Priest is a class that always receives a lot of help in the form of Dragon cards and it got a few new Dragon-related toys in Rastakhan’s Rumble. Crowd Roaster is a seven-cost 7/4 Dragon with a Battlecry that lets you deal seven damage to an enemy minion if you’re holding a Dragon. This is amazing value for the mana cost and can provide a tipping point when it’s available for play.
Another low-cost Dragon-related buff to the deck comes in the form of Firetree Witchdoctor. This card is a two-cost 2/2 and while it isn’t a Dragon type itself, it allows you to discover a spell as long as you’re holding a Dragon.
Outside of these new additions, the deck plays pretty similar to how it has in the past. You’ll spend a lot of the early game holding off your opponent and trying to control the board with cards like Duskbreaker and Psychic Scream.
You’ll eventually want to play Shadowreaper Anduin, followed by Alexstrasza. This allows you to set your opponent’s health to 15, before destroying them with Mind Blast and your newly-enhanced hero power.
The first week of the expansion many players were attempting to make an Odd Rogue list work. Unfortunately, due to how poor the deck archetype performed against Druid and Odd Paladin, it was never able to gain any traction.
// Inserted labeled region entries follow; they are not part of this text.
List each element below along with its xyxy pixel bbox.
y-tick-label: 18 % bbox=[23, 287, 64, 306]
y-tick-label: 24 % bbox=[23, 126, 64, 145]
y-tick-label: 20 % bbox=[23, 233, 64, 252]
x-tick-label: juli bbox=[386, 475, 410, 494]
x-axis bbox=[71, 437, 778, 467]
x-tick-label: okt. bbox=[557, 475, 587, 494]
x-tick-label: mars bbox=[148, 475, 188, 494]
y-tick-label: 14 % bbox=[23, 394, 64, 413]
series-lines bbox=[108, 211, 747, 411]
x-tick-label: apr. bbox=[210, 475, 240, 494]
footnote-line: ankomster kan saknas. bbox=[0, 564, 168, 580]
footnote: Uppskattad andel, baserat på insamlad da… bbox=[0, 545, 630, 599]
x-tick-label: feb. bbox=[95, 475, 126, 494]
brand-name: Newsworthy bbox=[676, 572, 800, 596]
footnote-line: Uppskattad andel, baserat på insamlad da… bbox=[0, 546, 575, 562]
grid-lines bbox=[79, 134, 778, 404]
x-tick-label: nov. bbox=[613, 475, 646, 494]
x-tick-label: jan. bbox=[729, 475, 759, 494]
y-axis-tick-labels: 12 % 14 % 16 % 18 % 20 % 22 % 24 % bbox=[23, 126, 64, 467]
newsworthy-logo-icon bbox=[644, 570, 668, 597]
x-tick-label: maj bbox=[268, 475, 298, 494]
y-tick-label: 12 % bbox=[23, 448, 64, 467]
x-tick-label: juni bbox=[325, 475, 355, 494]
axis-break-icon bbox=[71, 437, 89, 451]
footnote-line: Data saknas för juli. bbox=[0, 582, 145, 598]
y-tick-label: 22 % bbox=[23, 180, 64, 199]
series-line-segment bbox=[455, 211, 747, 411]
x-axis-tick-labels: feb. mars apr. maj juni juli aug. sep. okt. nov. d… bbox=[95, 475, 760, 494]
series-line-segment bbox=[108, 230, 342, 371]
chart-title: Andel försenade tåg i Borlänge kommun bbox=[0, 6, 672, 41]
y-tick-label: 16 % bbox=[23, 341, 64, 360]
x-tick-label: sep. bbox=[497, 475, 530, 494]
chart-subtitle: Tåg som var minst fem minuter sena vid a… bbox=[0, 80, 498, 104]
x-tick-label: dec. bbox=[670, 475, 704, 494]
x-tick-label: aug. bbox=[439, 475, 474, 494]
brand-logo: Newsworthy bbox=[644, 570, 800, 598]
Much like Odd Warrior found new success after the nerf bat struck Druid and Pally, Odd Rogue finds itself in the same position.
Now that Odd Paladin is no longer the king of aggro, many decks are clashing on ladder to claim that title. Odd Rogue brings a host of low-cost combos to the table that makes it a viable contender. You’ll be running low-cost spell cards, like Cold Blood and Myra’s Unstable Element, to help you get maximum value out of the aggressive minions in your deck.
Cold Blood is a one-cost spell that gives a minion an added two attack, or four attack if played as a combo, meaning you played another card previously in the same turn. Myra’s Unstable Element is a five-cost spell that allows you to draw the rest of your deck.
The deck is filled with cards like Vicious Fledgling and Southsea Deckhand, which are great additions to any aggro deck thanks to the early game pressure they provide. The cherry on top (and what you’ll usually use Myra’s for) is Leeroy Jenkins.
Leeroy is a five-cost 6/2 minion with Charge and it summons two 1/1 whelps for your opponent. While the whelps could easily be used to kill Leeroy on your opponent’s next turn, that usually won’t matter. The idea here is that by the time you play Leeroy, you aren’t planning on your opponent having another turn.
Both Odd Paladin and Odd Warrior are great budget options for longtime players. If you’ve been playing since the Frozen Throne expansion, you’ll probably already have a lot of the cards required to craft either deck.
Regardless of what deck you decide to take to ladder, try to find one that fits your playstyle. If you prefer a more control-based playstyle, Odd Rogue probably isn’t for you, but you might love Mind Blast Priest. If you prefer a more aggressive style of play, the opposite is true.